You can achieve this by updating the jupyter_notebook_config.py
file, overriding the c.ContentsManager.files_handler_class
parameter. This parameter is used to define the handler class to use when serving raw file requests.
Referring the default FilesHandler class, we can create a new class that handles the HEAD and GET requests to return an HTTP 403: Forbidden error.
from tornado import web
from notebook.base.handlers import IPythonHandler
class ForbidFilesHandler(IPythonHandler):
@web.authenticated
def head(self, path):
self.log.info("HEAD: File download forbidden.")
raise web.HTTPError(403)
@web.authenticated
def get(self, path, include_body=True):
self.log.info("GET: File download forbidden.")
raise web.HTTPError(403)
Since SageMaker Notebook Instances do no persist any configuration changes or data stored outside the /home/ec2-user/SageMaker
folder, it is essential that we make these changes via a Lifecycle Configurations. You can create a Lifecycle Configuration, adding the following as the Start Notebook script.
# Creating ForbidFilesHandler class, overriding the default files_handler_class
cat <<END >/home/ec2-user/.jupyter/handlers.py
from tornado import web
from notebook.base.handlers import IPythonHandler
class ForbidFilesHandler(IPythonHandler):
@web.authenticated
def head(self, path):
self.log.info("HEAD: File download forbidden.")
raise web.HTTPError(403)
@web.authenticated
def get(self, path, include_body=True):
self.log.info("GET: File download forbidden.")
raise web.HTTPError(403)
END
# Updating the files_handler_class
cat <<END >>/home/ec2-user/.jupyter/jupyter_notebook_config.py
import os, sys
sys.path.append('/home/ec2-user/.jupyter/')
import handlers
c.ContentsManager.files_handler_class = 'handlers.ForbidFilesHandler'
c.ContentsManager.files_handler_params = {}
END
# Reboot the Jupyterhub notebook
reboot
The reboot statement is required at the end as you would need to restart the docker container running the Jupyterhub notebook and not the notebook instance itself for the changes to take effect.

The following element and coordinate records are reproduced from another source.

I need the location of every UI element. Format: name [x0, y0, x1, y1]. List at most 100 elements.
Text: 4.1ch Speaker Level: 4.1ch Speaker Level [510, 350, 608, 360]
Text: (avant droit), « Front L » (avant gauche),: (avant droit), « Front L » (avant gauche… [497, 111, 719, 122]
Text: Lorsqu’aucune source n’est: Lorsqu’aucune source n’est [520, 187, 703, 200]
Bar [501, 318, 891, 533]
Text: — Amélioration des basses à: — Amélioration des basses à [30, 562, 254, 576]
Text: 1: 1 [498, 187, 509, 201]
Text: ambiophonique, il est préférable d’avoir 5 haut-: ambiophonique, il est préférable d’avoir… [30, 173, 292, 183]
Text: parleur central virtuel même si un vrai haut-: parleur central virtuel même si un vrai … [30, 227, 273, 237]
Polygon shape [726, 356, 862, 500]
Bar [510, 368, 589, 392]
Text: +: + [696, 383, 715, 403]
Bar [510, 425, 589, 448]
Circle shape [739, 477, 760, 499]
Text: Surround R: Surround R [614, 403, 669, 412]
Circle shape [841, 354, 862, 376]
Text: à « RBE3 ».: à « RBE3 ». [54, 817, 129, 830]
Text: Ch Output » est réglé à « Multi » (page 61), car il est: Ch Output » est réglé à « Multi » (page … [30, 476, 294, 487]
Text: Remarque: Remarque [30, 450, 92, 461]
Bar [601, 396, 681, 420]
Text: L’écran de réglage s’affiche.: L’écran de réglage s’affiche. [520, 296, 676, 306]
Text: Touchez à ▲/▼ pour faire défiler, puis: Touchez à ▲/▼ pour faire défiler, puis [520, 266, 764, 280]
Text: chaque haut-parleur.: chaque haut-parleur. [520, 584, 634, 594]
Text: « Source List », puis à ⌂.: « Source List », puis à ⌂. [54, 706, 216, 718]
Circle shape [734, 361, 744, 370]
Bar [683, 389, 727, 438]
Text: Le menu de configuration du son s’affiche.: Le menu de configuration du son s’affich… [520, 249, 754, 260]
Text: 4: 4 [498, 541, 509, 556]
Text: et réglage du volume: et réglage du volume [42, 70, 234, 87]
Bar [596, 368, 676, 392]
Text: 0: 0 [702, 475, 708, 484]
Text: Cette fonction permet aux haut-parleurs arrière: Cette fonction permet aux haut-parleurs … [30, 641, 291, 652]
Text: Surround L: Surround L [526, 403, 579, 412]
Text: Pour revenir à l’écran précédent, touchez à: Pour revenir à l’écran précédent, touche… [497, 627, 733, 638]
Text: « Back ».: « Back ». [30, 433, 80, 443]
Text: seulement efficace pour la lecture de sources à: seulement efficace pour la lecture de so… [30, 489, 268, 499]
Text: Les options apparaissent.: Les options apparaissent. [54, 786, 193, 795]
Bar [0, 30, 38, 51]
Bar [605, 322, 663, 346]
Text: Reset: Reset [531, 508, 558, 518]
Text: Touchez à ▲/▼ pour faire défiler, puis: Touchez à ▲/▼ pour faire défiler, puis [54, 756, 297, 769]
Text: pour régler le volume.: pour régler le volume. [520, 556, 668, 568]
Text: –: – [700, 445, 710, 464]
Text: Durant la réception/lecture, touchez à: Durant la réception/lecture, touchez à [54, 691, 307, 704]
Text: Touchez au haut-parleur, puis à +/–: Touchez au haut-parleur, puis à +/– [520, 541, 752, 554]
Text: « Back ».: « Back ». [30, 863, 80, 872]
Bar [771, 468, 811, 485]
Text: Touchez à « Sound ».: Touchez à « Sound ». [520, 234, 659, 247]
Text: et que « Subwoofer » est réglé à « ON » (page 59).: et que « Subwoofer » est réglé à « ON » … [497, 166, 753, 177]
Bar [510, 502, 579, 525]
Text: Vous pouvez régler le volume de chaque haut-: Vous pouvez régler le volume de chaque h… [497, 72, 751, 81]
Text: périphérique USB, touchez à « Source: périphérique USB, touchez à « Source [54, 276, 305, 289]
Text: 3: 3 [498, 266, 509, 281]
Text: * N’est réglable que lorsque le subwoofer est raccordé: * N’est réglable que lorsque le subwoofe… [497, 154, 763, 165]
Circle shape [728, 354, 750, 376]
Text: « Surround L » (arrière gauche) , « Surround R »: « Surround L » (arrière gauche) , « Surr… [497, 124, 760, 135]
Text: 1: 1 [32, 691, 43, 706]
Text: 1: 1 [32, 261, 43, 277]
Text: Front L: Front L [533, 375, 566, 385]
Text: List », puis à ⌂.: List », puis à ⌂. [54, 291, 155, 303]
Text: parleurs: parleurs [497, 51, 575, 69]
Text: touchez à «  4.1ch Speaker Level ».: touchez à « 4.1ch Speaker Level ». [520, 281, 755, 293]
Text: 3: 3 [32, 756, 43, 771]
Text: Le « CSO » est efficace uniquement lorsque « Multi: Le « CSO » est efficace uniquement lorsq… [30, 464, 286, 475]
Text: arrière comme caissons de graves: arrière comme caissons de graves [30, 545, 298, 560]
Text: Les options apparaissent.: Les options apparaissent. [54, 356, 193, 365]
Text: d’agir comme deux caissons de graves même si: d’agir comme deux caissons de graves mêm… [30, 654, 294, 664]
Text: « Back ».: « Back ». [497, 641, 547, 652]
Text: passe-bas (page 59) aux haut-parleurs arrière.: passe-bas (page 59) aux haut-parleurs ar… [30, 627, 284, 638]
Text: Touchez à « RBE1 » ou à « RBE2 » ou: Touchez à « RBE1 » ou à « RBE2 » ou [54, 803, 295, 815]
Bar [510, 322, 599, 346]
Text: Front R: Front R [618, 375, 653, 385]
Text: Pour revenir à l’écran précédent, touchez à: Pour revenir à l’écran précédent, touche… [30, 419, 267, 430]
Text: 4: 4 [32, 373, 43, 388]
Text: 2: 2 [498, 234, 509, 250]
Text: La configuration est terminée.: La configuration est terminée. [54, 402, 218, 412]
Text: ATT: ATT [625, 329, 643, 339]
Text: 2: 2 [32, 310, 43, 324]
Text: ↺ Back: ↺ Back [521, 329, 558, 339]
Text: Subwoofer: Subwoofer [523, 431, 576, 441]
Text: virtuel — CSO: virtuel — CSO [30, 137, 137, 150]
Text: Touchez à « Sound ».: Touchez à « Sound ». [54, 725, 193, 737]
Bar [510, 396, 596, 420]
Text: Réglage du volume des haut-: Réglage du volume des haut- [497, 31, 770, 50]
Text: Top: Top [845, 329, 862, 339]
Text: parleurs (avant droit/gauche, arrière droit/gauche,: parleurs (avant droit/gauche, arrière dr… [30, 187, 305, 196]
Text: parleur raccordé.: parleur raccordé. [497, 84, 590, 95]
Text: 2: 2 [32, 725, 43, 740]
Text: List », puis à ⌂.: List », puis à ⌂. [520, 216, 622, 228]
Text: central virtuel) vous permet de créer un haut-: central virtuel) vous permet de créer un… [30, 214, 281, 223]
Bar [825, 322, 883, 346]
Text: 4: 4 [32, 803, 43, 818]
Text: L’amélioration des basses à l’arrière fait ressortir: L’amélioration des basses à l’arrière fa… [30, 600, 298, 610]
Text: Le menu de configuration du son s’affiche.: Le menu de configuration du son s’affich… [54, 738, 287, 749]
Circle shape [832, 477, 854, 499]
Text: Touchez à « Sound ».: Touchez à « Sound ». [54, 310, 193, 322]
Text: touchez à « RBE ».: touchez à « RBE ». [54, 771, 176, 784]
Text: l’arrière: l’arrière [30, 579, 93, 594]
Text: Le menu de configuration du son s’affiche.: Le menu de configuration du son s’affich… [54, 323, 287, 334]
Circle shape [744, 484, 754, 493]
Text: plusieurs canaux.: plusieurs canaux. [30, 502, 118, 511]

There are other workarounds to this such as using AWS Workspaces. You can launch the Workspaces resource and access the Notebook instances via this. Another option is to use Amazon Appstream and follow a similar process to access the instances. However, these workarounds require additional management overhead, cost, and complexity and thus would generally be avoided.